Film français de Fabienne Godet (2025), avec Denis Podalydès, Salif Cissé, Aure Atika, Clara Bretheau, Manon Clavel, Ismaël Sy Savané, Harrison Arevalo, Serge Postigo… 1h42. Sortie le 4 juin 2025.
Denis Podalydès et Salif Cissé
Un écrivain las de voir ses appels téléphoniques perturber sa concentration décide d’engager pour répondre à sa place… un imitateur. Une idée assez saugrenue développée par Fabienne Godet et Claire Barré d’après un livre de Luc Blanvillain (Quidam, 2020) qui ouvre la voie à une comédie insolite dans laquelle le pur esprit incarné par Denis Podalydès donne un nouvel élan imprévu à son quotidien. Il utilise à cet effet la voix d’un acteur dont c’est l’outil de travail et qui sait jouer mieux que personne de ses plus subtiles intonations, quitte à improviser quand il se prend au jeu et croit judicieux d’essayer d’arrondir les angles entre celui dont il tient le rôle vocalement et son entourage dans lequel il s’insinue. Son commanditaire ne mesure toutefois pas vraiment l’univers imprévisible dans lequel il s’engage ainsi en confiant à un autre le soin de le représenter, non seulement auprès de tous les correspondants inconnus et des intrus qui le harcèlent, mais en prêtant une oreille attentive à ses proches, y compris celles et ceux auxquels il n’a pas toujours envie d’accorder son attention.
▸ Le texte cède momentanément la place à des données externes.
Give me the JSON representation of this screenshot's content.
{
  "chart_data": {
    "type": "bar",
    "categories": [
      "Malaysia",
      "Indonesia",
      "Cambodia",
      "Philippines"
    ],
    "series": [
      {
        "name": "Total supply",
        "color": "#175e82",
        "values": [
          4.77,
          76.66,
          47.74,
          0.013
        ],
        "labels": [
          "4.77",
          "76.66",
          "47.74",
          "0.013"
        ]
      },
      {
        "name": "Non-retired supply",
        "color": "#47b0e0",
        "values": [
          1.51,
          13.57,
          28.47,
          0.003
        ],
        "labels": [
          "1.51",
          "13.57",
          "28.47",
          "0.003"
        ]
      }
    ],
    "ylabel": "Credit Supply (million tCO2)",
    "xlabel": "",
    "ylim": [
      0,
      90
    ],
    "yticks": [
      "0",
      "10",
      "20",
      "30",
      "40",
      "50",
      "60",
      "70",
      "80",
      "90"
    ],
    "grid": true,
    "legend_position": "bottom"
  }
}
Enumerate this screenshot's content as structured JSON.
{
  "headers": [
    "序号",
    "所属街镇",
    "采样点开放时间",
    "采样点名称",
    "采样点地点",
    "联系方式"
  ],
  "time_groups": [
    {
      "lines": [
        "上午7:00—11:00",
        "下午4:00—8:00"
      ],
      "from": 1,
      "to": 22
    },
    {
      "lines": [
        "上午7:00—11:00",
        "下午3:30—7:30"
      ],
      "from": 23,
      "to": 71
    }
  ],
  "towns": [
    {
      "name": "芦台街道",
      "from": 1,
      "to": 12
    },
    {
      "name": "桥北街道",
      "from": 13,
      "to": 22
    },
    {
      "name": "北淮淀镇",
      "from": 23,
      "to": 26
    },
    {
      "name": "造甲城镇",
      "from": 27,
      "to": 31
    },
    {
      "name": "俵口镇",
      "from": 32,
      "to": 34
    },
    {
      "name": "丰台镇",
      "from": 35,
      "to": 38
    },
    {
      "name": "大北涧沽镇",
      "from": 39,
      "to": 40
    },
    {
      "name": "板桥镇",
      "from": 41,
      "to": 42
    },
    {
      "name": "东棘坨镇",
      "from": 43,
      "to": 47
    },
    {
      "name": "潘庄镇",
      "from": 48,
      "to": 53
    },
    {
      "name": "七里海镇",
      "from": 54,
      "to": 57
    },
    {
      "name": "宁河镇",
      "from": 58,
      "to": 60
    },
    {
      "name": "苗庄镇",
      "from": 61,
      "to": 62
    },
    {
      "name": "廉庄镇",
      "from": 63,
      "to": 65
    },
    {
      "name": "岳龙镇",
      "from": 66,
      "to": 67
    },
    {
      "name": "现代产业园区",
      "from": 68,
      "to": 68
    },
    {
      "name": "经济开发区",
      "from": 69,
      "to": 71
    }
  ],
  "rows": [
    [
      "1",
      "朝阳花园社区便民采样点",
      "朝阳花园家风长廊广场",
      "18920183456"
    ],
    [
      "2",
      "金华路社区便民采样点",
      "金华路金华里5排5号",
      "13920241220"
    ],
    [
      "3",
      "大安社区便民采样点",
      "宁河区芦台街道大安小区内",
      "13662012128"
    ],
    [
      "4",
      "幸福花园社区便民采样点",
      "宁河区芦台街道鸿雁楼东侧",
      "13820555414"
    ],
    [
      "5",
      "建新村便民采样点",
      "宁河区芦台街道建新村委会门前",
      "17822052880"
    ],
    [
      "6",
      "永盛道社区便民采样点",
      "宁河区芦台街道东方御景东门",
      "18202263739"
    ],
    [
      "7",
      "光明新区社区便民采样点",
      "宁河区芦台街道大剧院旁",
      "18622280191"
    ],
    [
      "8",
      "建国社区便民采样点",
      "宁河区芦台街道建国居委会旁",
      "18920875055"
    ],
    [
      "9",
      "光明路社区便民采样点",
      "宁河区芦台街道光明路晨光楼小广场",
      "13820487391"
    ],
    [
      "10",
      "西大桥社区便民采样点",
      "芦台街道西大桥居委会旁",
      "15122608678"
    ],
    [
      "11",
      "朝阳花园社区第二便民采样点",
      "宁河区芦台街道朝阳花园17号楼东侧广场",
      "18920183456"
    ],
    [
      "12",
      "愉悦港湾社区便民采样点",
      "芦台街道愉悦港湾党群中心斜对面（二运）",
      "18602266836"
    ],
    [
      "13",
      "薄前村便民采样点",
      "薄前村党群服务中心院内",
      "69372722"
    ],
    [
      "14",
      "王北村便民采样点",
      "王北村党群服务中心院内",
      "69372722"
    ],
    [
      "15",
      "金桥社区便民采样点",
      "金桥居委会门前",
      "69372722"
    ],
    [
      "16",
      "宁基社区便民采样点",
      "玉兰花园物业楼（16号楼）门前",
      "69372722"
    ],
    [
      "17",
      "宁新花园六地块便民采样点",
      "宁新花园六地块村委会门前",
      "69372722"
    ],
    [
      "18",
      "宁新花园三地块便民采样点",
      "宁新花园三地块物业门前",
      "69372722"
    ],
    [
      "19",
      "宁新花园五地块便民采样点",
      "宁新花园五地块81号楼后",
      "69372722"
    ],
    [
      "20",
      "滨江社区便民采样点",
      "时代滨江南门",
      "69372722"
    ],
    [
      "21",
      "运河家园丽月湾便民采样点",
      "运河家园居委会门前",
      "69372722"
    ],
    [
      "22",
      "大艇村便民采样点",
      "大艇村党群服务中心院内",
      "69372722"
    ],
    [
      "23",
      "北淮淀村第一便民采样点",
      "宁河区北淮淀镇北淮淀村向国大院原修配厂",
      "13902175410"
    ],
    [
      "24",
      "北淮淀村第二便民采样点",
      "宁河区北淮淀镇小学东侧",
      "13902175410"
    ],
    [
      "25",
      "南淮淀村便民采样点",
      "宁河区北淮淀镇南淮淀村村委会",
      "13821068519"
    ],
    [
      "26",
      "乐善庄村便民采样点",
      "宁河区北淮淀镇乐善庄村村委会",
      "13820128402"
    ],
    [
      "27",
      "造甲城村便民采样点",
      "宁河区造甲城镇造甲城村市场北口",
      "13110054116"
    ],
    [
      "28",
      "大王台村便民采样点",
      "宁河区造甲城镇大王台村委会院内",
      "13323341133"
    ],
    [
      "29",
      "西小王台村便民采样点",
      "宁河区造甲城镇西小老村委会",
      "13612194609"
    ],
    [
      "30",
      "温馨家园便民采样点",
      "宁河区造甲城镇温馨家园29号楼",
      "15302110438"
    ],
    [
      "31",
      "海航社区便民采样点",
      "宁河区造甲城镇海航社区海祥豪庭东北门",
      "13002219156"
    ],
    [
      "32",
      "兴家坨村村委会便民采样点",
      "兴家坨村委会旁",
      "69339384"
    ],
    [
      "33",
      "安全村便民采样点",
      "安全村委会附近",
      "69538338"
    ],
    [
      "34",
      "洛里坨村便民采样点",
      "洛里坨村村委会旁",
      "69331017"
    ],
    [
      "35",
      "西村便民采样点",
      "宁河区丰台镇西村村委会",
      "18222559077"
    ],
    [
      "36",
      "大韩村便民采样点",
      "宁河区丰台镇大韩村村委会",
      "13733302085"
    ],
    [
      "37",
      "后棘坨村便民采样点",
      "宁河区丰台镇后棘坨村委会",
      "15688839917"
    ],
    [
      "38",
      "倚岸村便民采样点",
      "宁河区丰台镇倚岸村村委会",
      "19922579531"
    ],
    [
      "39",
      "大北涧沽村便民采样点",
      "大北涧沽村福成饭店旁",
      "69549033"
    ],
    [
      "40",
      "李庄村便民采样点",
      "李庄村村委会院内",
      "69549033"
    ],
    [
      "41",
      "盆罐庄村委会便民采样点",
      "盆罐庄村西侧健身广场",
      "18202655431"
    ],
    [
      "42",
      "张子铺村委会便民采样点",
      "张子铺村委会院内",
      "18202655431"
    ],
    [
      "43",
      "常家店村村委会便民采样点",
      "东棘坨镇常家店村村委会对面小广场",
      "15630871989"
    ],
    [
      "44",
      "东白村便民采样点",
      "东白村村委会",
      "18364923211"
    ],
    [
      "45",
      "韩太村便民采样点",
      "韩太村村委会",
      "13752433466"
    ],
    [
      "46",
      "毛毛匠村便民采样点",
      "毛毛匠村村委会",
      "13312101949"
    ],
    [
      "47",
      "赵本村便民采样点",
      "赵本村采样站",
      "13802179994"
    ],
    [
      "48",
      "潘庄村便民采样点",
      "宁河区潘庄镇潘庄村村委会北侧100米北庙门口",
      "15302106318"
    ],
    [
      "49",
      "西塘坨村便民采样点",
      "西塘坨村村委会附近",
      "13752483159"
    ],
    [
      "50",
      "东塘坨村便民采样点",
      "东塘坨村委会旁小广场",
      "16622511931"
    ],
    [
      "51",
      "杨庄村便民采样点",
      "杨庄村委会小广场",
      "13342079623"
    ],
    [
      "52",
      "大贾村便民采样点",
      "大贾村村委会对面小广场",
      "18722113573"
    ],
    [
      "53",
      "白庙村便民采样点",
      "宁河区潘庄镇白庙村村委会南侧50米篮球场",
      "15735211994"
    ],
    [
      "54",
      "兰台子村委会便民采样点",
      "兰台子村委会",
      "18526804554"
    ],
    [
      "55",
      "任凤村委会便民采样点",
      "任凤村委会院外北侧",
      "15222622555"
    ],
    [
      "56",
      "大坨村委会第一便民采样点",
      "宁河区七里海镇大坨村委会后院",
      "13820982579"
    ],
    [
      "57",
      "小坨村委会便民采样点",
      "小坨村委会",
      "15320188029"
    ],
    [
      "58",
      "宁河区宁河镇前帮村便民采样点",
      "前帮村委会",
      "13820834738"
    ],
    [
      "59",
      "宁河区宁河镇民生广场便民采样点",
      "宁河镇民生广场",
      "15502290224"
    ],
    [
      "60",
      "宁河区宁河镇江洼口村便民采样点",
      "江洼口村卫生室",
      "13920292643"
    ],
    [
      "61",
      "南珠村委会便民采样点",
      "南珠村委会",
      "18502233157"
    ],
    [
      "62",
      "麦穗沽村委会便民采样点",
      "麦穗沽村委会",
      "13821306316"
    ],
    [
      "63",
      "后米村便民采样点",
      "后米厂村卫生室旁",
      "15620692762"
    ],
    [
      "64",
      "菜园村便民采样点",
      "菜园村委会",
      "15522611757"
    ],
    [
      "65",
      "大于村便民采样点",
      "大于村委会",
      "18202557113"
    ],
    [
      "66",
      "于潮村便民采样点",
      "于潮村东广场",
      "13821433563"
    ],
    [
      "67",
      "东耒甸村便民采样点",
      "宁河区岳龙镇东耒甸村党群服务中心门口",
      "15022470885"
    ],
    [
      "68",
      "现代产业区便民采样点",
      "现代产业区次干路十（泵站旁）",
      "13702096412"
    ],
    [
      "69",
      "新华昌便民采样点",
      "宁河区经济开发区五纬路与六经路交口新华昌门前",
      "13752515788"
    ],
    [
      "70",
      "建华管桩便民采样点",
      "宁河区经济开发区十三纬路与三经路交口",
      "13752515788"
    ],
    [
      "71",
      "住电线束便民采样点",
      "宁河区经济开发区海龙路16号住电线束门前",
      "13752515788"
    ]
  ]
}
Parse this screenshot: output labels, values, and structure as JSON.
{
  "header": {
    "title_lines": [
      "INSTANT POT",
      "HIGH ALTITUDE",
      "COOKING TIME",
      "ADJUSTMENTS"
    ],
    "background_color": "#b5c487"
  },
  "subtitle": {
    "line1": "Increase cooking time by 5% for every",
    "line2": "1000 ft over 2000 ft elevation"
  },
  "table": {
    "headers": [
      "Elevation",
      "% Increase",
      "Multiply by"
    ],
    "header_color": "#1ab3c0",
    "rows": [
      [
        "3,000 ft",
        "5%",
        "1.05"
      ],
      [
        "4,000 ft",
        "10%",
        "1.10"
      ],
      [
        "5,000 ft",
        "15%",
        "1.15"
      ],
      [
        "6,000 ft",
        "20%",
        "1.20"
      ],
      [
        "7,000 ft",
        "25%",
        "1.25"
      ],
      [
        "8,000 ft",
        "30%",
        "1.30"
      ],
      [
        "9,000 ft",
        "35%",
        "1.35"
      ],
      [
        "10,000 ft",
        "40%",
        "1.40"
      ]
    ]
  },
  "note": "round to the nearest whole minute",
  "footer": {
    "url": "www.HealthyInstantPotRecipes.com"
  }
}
D’un coup, d’un seul, c’est un homme qui se soulage de son intimité auprès d’un tiers et qui voit cet inconnu provoquer un dédoublement involontaire de sa personnalité en s’installant malgré lui dans sa place de cerveau disponible. Le point de départ peut prêter à rire. Il engendre des conséquences pour le moins inattendues et surtout des questions abyssales que le scénario exploite avec une indéniable invention. Ne serait-ce que parce que l’écrivain est ce qu’il convient de qualifier de vieux mâle blanc et sa voix et que ses oreilles de substitution appartiennent à un jeune homme de couleur qui pourrait être son fils et l’aide d’ailleurs à résoudre une paternité qui le met plutôt mal à l’aise.
Salif Cissé
Cette intrusion d’un homme dans l’intimité d’un autre est le superbe point de départ d’une comédie humaine, couronné d’un prix du public particulièrement convoité au festival de l’Alpe-d’Huez, qui s’avère d’une profondeur inattendue. Il mérite en tant que tel d’engendrer des remakes sous d’autres latitudes et des déclinaisons théâtrales ou littéraires, tant son potentiel s’avère de nature à susciter des développements infinis. Tel quel, le film qu’en tire Fabienne Godet souligne à quel point la voix est intimement liée à une personnalité, en associant l’intellectuel campé par Denis Podalydès avec son double vocal qu’incarne Salif Cissé, le contraste entre ces deux hommes étant particulièrement saisissant et ajoutant une touche savoureuse au propos, même si le prête-nom s’exprime en fait à l’écran par la voix de deux imitateurs, ce qui amoindrit quelque peu sa performance. C’est la seule réserve qu’on puisse émettre vis-à-vis de cette comédie enjouée qui distille quelques vérités bien senties sur ce que représente vraiment l’intimité. Derrière la comédie, affleure une réflexion passionnante sur la notion même de personnalité. Jusqu’où peut se permettre d’aller un homme qui prête sa voix et à un autre, se prend en jeu et entreprend de se lancer dans des initiatives personnelles sous prétexte de venir en aide à celui qu’il était supposé suppléer pour lui rendre un simple service matériel ? Les développements successifs du scénario entraîne la comédie dans une dimension imprévue où tout peut arriver, le meilleur comme le pire. Au point d’imaginer une variation beaucoup plus noire à partir du même point de départ qui dégénèrerait sur un mode tragique. Ce Répondeur recèle décidément un nombre considérable d’hypothèses potentielles. Reste juste à savoir si le cinéma exploitera vraiment cette aubaine autrement que sous forme de remakes.